H. pylori is also strongly tied to a rare type of stomach lymphoma called MALT lymphoma. Nearly all patients diagnosed with this cancer show signs of H. pylori infection, and in many early-stage cases, simply eradicating the bacterium causes the lymphoma to regress. It’s worth emphasizing that while these risks are real, the vast majority of infected people never develop cancer. The bacterium is one risk factor among many, including genetics, diet, and smoking.
How It’s Diagnosed
Testing for H. pylori is straightforward and usually doesn’t require any invasive procedure. The most common non-invasive options are a urea breath test, a stool antigen test, or a blood test. Each has trade-offs.
The urea breath test is the most accurate of the three. You drink a solution containing a special form of urea, and if H. pylori is present, the bacterium breaks the urea down into carbon dioxide that can be detected in your breath. This test catches about 94% of infections at a 90% specificity threshold. The stool antigen test, which detects bacterial proteins in a stool sample, catches around 83% of cases. Blood tests (serology) fall in between at about 84% sensitivity, but they detect antibodies rather than active infection, so they can’t reliably confirm whether an infection has been successfully treated.
For people who need an endoscopy for other reasons (persistent symptoms, concern about ulcers), a small tissue sample from the stomach lining can confirm the diagnosis directly. This biopsy serves as the gold standard against which other tests are measured.

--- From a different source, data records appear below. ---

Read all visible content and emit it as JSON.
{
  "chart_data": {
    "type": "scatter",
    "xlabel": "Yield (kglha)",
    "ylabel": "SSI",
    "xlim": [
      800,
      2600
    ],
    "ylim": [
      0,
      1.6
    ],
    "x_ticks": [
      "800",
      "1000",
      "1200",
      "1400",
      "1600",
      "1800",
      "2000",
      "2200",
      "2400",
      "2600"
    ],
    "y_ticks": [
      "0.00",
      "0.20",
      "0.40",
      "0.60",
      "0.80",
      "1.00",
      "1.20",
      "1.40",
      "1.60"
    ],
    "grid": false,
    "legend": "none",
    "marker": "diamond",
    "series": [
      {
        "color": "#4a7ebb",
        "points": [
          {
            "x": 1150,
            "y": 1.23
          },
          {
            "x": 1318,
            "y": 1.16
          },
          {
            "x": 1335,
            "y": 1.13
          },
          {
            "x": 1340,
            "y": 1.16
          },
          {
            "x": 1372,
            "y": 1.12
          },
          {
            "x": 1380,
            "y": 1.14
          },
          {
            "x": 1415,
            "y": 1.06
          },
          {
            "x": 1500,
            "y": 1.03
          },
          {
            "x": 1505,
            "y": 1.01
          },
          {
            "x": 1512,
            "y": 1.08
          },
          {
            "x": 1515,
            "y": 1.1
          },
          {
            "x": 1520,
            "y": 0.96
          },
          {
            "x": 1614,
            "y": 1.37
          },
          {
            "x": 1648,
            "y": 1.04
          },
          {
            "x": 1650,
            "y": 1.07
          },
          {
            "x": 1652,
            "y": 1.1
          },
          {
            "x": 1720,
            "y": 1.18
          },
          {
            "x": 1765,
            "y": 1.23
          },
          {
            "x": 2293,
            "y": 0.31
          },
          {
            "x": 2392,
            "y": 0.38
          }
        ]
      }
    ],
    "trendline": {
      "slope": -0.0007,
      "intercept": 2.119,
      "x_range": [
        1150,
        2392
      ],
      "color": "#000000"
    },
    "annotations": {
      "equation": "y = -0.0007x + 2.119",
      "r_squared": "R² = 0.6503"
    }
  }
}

Treatment and the Resistance Problem
Treating H. pylori requires a combination of medications taken together, typically for 14 days. The current recommended first-line approach in the United States involves four drugs taken simultaneously: a proton pump inhibitor (a common acid-reducing pill) taken twice daily, plus three other medications including an antibiotic and bismuth (the active ingredient in Pepto-Bismol). This regimen is known as bismuth quadruple therapy.
The treatment landscape has shifted in recent years because of rising antibiotic resistance. The older, simpler three-drug regimen built around clarithromycin, which was once the go-to treatment, is no longer recommended unless lab testing has confirmed the bacterium is sensitive to that antibiotic. In many parts of the world, resistance to clarithromycin now exceeds 15%, and in some Asian countries it reaches over 90%. Resistance to another commonly used antibiotic class, fluoroquinolones, is similarly high in many regions. Metronidazole resistance is the most widespread globally, though the drug can still be effective at higher doses and longer treatment durations.

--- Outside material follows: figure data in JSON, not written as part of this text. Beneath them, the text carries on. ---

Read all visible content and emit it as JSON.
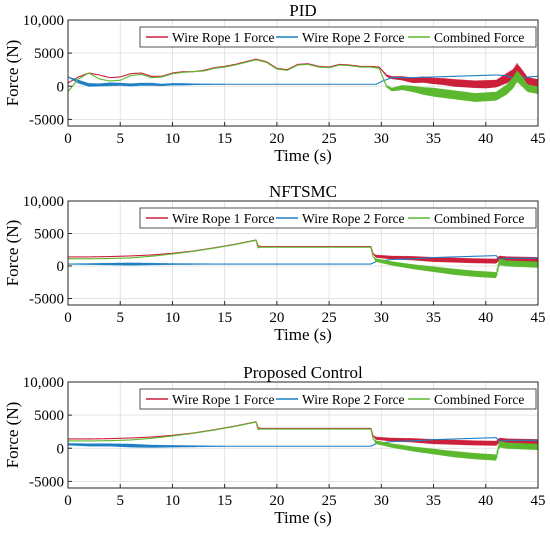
{
  "colors": {
    "wire1": "#cc1f3a",
    "wire2": "#1f7fc4",
    "combined": "#5cb82e",
    "axis": "#262626",
    "grid": "#dcdcdc"
  },
  "chart_data": [
    {
      "type": "line",
      "title": "PID",
      "xlabel": "Time (s)",
      "ylabel": "Force (N)",
      "xlim": [
        0,
        45
      ],
      "ylim": [
        -6000,
        10000
      ],
      "xticks": [
        "0",
        "5",
        "10",
        "15",
        "20",
        "25",
        "30",
        "35",
        "40",
        "45"
      ],
      "yticks": [
        "10,000",
        "5000",
        "0",
        "-5000"
      ],
      "grid": true,
      "legend": "top-right",
      "series": [
        {
          "name": "Wire Rope 1 Force",
          "color_key": "wire1",
          "x": [
            0,
            1,
            2,
            3,
            4,
            5,
            6,
            7,
            8,
            9,
            10,
            11,
            12,
            13,
            14,
            15,
            16,
            17,
            18,
            19,
            20,
            21,
            22,
            23,
            24,
            25,
            26,
            27,
            28,
            29,
            29.8,
            30.5,
            31,
            32,
            33,
            34,
            35,
            36,
            37,
            38,
            39,
            40,
            41,
            42,
            42.6,
            43,
            43.5,
            44,
            45
          ],
          "y": [
            500,
            1400,
            2000,
            1700,
            1300,
            1400,
            1900,
            2000,
            1500,
            1500,
            2000,
            2200,
            2200,
            2400,
            2800,
            3000,
            3300,
            3700,
            4100,
            3700,
            2700,
            2500,
            3300,
            3400,
            3000,
            2900,
            3300,
            3200,
            3000,
            3000,
            2900,
            1600,
            1300,
            1200,
            900,
            1000,
            800,
            700,
            500,
            400,
            300,
            300,
            400,
            1200,
            1800,
            2700,
            1800,
            800,
            500
          ],
          "noise": [
            0,
            0,
            0,
            0,
            0,
            0,
            0,
            0,
            0,
            0,
            0,
            0,
            0,
            0,
            0,
            0,
            0,
            0,
            0,
            0,
            0,
            0,
            0,
            0,
            0,
            0,
            0,
            0,
            0,
            0,
            0,
            100,
            150,
            250,
            350,
            400,
            400,
            450,
            500,
            500,
            500,
            550,
            500,
            700,
            700,
            700,
            600,
            500,
            500
          ]
        },
        {
          "name": "Wire Rope 2 Force",
          "color_key": "wire2",
          "x": [
            0,
            1,
            2,
            3,
            4,
            5,
            6,
            7,
            8,
            9,
            10,
            11,
            12,
            15,
            20,
            25,
            29.5,
            30,
            31,
            33,
            35,
            37,
            39,
            41,
            42,
            43,
            44,
            45
          ],
          "y": [
            1400,
            700,
            200,
            200,
            300,
            300,
            200,
            300,
            300,
            200,
            300,
            300,
            300,
            300,
            300,
            300,
            300,
            700,
            1300,
            1300,
            1400,
            1500,
            1600,
            1700,
            1600,
            1000,
            1400,
            1500
          ],
          "noise": [
            0,
            200,
            200,
            150,
            200,
            150,
            150,
            150,
            150,
            100,
            100,
            100,
            50,
            0,
            0,
            0,
            0,
            0,
            0,
            0,
            0,
            0,
            0,
            0,
            0,
            0,
            0,
            0
          ]
        },
        {
          "name": "Combined Force",
          "color_key": "combined",
          "x": [
            0,
            1,
            2,
            3,
            4,
            5,
            6,
            7,
            8,
            9,
            10,
            11,
            12,
            13,
            14,
            15,
            16,
            17,
            18,
            19,
            20,
            21,
            22,
            23,
            24,
            25,
            26,
            27,
            28,
            29,
            29.8,
            30.5,
            31,
            32,
            33,
            34,
            35,
            36,
            37,
            38,
            39,
            40,
            41,
            42,
            42.6,
            43,
            43.5,
            44,
            45
          ],
          "y": [
            -800,
            1100,
            2000,
            1100,
            800,
            900,
            1600,
            1800,
            1300,
            1400,
            1900,
            2100,
            2200,
            2300,
            2700,
            2900,
            3200,
            3600,
            4000,
            3600,
            2600,
            2400,
            3200,
            3300,
            2900,
            2800,
            3200,
            3100,
            2900,
            2900,
            2700,
            0,
            -500,
            -200,
            -400,
            -700,
            -900,
            -1100,
            -1300,
            -1500,
            -1700,
            -1600,
            -1500,
            -500,
            500,
            1500,
            700,
            -300,
            -600
          ],
          "noise": [
            0,
            0,
            0,
            0,
            0,
            0,
            0,
            0,
            0,
            0,
            0,
            0,
            0,
            0,
            0,
            0,
            0,
            0,
            0,
            0,
            0,
            0,
            0,
            0,
            0,
            0,
            0,
            0,
            0,
            0,
            0,
            100,
            200,
            300,
            400,
            500,
            600,
            600,
            600,
            600,
            600,
            600,
            600,
            700,
            800,
            800,
            700,
            500,
            500
          ]
        }
      ]
    },
    {
      "type": "line",
      "title": "NFTSMC",
      "xlabel": "Time (s)",
      "ylabel": "Force (N)",
      "xlim": [
        0,
        45
      ],
      "ylim": [
        -6000,
        10000
      ],
      "xticks": [
        "0",
        "5",
        "10",
        "15",
        "20",
        "25",
        "30",
        "35",
        "40",
        "45"
      ],
      "yticks": [
        "10,000",
        "5000",
        "0",
        "-5000"
      ],
      "grid": true,
      "legend": "top-right",
      "series": [
        {
          "name": "Wire Rope 1 Force",
          "color_key": "wire1",
          "x": [
            0,
            2,
            4,
            6,
            8,
            10,
            12,
            14,
            16,
            18,
            18.2,
            18.5,
            20,
            25,
            29,
            29.2,
            29.5,
            31,
            33,
            35,
            37,
            39,
            41,
            41.3,
            42,
            45
          ],
          "y": [
            1400,
            1400,
            1450,
            1550,
            1700,
            1950,
            2300,
            2800,
            3350,
            4000,
            3100,
            3000,
            3000,
            3000,
            3000,
            1900,
            1500,
            1300,
            1200,
            1000,
            900,
            800,
            750,
            1200,
            1100,
            1000
          ],
          "noise": [
            0,
            0,
            0,
            0,
            0,
            0,
            0,
            0,
            0,
            0,
            0,
            0,
            0,
            0,
            0,
            0,
            150,
            200,
            250,
            300,
            300,
            300,
            300,
            300,
            300,
            300
          ]
        },
        {
          "name": "Wire Rope 2 Force",
          "color_key": "wire2",
          "x": [
            0,
            2,
            4,
            6,
            8,
            10,
            15,
            20,
            29,
            29.5,
            31,
            33,
            35,
            37,
            39,
            41,
            41.3,
            42,
            45
          ],
          "y": [
            300,
            300,
            300,
            300,
            300,
            300,
            300,
            300,
            300,
            700,
            1000,
            1100,
            1300,
            1400,
            1500,
            1600,
            1000,
            1200,
            1200
          ],
          "noise": [
            0,
            50,
            100,
            150,
            100,
            50,
            0,
            0,
            0,
            0,
            0,
            0,
            0,
            0,
            0,
            0,
            0,
            0,
            0
          ]
        },
        {
          "name": "Combined Force",
          "color_key": "combined",
          "x": [
            0,
            2,
            4,
            6,
            8,
            10,
            12,
            14,
            16,
            18,
            18.2,
            18.5,
            20,
            25,
            29,
            29.2,
            29.5,
            31,
            33,
            35,
            37,
            39,
            41,
            41.3,
            42,
            45
          ],
          "y": [
            1100,
            1100,
            1150,
            1250,
            1500,
            1850,
            2250,
            2750,
            3300,
            3950,
            2800,
            2900,
            2900,
            2900,
            2900,
            1500,
            900,
            400,
            -100,
            -500,
            -900,
            -1200,
            -1400,
            600,
            400,
            200
          ],
          "noise": [
            0,
            0,
            0,
            0,
            0,
            0,
            0,
            0,
            0,
            0,
            0,
            0,
            0,
            0,
            0,
            0,
            200,
            250,
            300,
            350,
            400,
            400,
            400,
            400,
            400,
            400
          ]
        }
      ]
    },
    {
      "type": "line",
      "title": "Proposed Control",
      "xlabel": "Time (s)",
      "ylabel": "Force (N)",
      "xlim": [
        0,
        45
      ],
      "ylim": [
        -6000,
        10000
      ],
      "xticks": [
        "0",
        "5",
        "10",
        "15",
        "20",
        "25",
        "30",
        "35",
        "40",
        "45"
      ],
      "yticks": [
        "10,000",
        "5000",
        "0",
        "-5000"
      ],
      "grid": true,
      "legend": "top-right",
      "series": [
        {
          "name": "Wire Rope 1 Force",
          "color_key": "wire1",
          "x": [
            0,
            2,
            4,
            6,
            8,
            10,
            12,
            14,
            16,
            18,
            18.2,
            18.5,
            20,
            25,
            29,
            29.2,
            29.5,
            31,
            33,
            35,
            37,
            39,
            41,
            41.3,
            42,
            45
          ],
          "y": [
            1400,
            1400,
            1450,
            1550,
            1700,
            1950,
            2300,
            2800,
            3350,
            4000,
            3100,
            3000,
            3000,
            3000,
            3000,
            1900,
            1500,
            1300,
            1200,
            1000,
            900,
            800,
            750,
            1200,
            1100,
            1000
          ],
          "noise": [
            0,
            0,
            0,
            0,
            0,
            0,
            0,
            0,
            0,
            0,
            0,
            0,
            0,
            0,
            0,
            0,
            150,
            200,
            250,
            300,
            300,
            300,
            300,
            300,
            300,
            300
          ]
        },
        {
          "name": "Wire Rope 2 Force",
          "color_key": "wire2",
          "x": [
            0,
            2,
            4,
            6,
            8,
            10,
            15,
            20,
            29,
            29.5,
            31,
            33,
            35,
            37,
            39,
            41,
            41.3,
            42,
            45
          ],
          "y": [
            600,
            500,
            500,
            400,
            300,
            300,
            300,
            300,
            300,
            700,
            1000,
            1100,
            1300,
            1400,
            1500,
            1600,
            1000,
            1200,
            1200
          ],
          "noise": [
            100,
            150,
            150,
            200,
            150,
            100,
            0,
            0,
            0,
            0,
            0,
            0,
            0,
            0,
            0,
            0,
            0,
            0,
            0
          ]
        },
        {
          "name": "Combined Force",
          "color_key": "combined",
          "x": [
            0,
            2,
            4,
            6,
            8,
            10,
            12,
            14,
            16,
            18,
            18.2,
            18.5,
            20,
            25,
            29,
            29.2,
            29.5,
            31,
            33,
            35,
            37,
            39,
            41,
            41.3,
            42,
            45
          ],
          "y": [
            1100,
            1100,
            1150,
            1250,
            1500,
            1850,
            2250,
            2750,
            3300,
            3950,
            2800,
            2900,
            2900,
            2900,
            2900,
            1500,
            900,
            400,
            -100,
            -500,
            -900,
            -1200,
            -1400,
            600,
            400,
            200
          ],
          "noise": [
            0,
            0,
            0,
            0,
            0,
            0,
            0,
            0,
            0,
            0,
            0,
            0,
            0,
            0,
            0,
            0,
            200,
            250,
            300,
            350,
            400,
            400,
            400,
            400,
            400,
            400
          ]
        }
      ]
    }
  ]
}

Alternative regimens exist for people who don’t respond to first-line treatment or who can’t tolerate certain medications. These include rifabutin-based therapy and newer combinations using vonoprazan, a more potent acid-suppressing drug, paired with amoxicillin. The key to successful treatment is completing the full course. Stopping early not only reduces the chance of clearing the infection but also contributes to the growing resistance problem.
Reducing Your Risk
There is no vaccine for H. pylori. Prevention comes down to basic hygiene measures: thorough handwashing, especially before preparing or eating food, and access to clean drinking water. Because transmission happens primarily within households, testing and treating infected family members can break the chain of spread, particularly when someone in the home has gastrointestinal symptoms.
Some dietary factors may offer modest protection. Cruciferous vegetables like broccoli, cauliflower, and cabbage contain compounds that appear to have activity against H. pylori in laboratory studies, and increasing intake of these foods is a reasonable, low-risk strategy alongside standard hygiene practices.